I 250 all’ora autolimitati
Aveva un senso in termini di stile; come se dicessero “possiamo ma la corsa alla velocità non ci riguarda”.
Secondo i detrattori era anche una scelta di cartello, per non investire in ricerca e soluzioni aerodinamiche. Anche perché non si trattava spesso di autentiche auto sportive ma solo potenti, come Mercedes S e Bmw 7.
Inoltre all’epoca non si era ancora affermata l’attuale impronta “muscolare” verso la quale tendono un po’ tutti i costruttori premium. Il desiderio comune era più improntato verso un’eleganza compassata, non necessariamente sportiva. Non solo in campo automobilistico.
Di fatto questi costruttori già limitavano da tempo la velocità delle loro versioni di gamma più potenti e all'epoca, quando modelli estremi come gli attuali non c'erano e le potenze in gioco erano più basse, pareva a tutti una buona idea.
Comunemente si parlava di velocità limitata elettronicamente, nel senso che interveniva un blocco che impediva all'auto di accelerare oltre.
Oggi questo accordo è caduto largamente in disuso ma mi ha fatto tornare alla mente un caso particolare ad esso riconducibile: la prima Bmw M3 serie E36.
Quest'auto, della potenza di 286 cavalli e probabilmente la migliore della sua categoria, si dimostrava nelle prove su strada eccezionalmente reattiva, tanto da battere in ripresa modelli molto più potenti.
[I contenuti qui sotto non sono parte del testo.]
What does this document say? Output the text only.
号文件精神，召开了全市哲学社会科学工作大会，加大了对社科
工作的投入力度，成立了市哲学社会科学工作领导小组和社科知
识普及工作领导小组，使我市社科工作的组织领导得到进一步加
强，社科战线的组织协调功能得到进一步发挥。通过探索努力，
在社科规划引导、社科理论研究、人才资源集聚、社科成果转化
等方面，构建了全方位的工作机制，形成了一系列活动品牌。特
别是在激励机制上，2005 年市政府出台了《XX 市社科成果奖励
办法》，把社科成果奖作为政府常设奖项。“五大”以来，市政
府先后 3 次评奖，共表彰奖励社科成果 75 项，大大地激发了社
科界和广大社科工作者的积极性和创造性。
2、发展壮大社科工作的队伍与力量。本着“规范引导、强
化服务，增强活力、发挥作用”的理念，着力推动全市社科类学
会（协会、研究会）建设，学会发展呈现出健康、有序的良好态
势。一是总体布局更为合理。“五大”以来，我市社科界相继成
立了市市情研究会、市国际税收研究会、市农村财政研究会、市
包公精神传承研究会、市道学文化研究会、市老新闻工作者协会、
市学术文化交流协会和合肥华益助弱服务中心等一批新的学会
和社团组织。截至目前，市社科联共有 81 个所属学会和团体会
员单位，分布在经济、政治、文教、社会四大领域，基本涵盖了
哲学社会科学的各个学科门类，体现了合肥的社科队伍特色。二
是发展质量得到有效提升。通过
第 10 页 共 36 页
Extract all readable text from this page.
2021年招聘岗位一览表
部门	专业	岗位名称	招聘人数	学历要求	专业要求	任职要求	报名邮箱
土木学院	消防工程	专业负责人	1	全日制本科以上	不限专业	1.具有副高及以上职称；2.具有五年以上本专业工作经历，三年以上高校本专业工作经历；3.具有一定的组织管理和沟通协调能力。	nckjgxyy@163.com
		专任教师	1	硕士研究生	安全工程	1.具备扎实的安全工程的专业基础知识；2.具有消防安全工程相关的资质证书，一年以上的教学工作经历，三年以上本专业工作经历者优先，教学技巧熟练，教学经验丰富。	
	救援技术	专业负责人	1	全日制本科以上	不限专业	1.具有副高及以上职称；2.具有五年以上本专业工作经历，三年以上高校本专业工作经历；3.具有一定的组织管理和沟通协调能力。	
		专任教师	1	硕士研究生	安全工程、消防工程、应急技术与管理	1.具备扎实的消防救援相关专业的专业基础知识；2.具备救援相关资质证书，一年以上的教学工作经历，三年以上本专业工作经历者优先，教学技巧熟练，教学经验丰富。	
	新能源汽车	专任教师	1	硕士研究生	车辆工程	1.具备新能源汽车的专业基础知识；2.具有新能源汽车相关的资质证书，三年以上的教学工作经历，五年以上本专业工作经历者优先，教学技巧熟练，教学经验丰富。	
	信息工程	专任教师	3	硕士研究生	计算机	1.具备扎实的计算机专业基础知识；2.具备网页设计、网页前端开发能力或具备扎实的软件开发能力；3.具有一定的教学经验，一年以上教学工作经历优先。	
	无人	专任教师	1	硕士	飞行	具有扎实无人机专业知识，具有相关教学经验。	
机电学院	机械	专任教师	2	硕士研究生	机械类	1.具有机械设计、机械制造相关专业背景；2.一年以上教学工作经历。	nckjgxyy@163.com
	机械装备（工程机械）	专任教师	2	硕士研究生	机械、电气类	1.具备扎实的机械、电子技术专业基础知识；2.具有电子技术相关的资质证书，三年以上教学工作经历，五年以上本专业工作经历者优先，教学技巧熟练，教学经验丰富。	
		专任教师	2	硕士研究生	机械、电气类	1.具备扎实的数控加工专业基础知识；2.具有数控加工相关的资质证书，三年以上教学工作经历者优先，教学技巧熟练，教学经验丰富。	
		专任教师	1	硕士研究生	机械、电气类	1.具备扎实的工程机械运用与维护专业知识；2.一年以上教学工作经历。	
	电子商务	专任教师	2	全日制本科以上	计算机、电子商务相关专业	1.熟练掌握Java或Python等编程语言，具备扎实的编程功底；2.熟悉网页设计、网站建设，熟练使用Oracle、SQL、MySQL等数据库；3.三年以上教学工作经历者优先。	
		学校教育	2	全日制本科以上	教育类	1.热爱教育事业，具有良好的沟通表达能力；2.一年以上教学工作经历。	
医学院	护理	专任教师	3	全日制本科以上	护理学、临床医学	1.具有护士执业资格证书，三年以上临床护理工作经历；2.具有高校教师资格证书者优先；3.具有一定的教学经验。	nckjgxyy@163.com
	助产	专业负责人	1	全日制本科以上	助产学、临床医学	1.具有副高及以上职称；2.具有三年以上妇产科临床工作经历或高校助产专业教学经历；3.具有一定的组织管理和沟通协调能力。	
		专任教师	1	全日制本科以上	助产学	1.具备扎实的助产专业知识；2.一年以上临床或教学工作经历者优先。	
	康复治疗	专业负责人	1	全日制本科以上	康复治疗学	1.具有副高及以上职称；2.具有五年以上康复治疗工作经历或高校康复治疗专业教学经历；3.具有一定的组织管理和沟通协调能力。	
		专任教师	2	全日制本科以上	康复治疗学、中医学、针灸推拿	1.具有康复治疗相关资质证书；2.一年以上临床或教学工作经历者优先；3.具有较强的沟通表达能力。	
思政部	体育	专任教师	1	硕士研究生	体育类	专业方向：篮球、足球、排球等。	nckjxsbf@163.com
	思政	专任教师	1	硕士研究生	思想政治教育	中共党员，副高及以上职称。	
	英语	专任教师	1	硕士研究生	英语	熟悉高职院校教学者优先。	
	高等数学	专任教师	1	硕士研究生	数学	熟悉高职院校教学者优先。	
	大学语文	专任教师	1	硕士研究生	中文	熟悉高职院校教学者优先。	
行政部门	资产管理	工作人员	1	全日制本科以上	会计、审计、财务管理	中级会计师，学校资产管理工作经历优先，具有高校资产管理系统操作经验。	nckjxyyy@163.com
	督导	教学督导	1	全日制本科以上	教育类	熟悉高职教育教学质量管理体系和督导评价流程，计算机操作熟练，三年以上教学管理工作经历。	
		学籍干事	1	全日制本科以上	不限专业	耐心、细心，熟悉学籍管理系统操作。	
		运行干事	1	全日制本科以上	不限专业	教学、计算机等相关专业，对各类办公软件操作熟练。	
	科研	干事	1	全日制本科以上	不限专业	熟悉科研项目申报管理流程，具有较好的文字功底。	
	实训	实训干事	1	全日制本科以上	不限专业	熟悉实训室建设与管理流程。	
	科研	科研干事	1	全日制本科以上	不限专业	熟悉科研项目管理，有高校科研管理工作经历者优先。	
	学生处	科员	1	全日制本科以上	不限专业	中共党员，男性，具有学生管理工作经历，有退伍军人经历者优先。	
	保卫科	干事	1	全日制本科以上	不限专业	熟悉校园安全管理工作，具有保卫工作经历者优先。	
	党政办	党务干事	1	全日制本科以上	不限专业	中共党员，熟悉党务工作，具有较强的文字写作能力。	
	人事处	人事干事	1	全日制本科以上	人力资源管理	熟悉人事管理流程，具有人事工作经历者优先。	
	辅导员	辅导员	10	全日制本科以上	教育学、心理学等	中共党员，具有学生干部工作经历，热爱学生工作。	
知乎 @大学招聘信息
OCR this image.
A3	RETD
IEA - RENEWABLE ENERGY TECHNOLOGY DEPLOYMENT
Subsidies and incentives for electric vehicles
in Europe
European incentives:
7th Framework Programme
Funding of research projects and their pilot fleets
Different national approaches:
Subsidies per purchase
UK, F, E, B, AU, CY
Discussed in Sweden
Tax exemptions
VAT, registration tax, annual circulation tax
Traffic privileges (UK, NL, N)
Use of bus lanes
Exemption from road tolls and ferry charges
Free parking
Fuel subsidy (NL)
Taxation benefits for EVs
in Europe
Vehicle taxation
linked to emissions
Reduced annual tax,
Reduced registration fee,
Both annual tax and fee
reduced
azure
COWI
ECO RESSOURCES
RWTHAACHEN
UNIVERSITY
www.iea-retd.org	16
Per esempio, nel test della rivista Auto aveva realizzato la ripresa da 80 a 160 orari in circa 15 secondi contro i 17 della Ferrari F355, un'auto da 380 cavalli.
Il motivo di tanta brillantezza era anche nel predetto limite di 250 orari.
Esso non veniva principalmente rispettato tramite un blocco elettronico, ma semplicemente accorciando i rapporti della trasmissione; tanto che a 250 all'ora in quinta (rapporto più lungo) il motore era vicinissimo al massimo dei giri.
Accordo rispettato, con beneficio sulle prestazioni.
Velocità massima a parte, of course.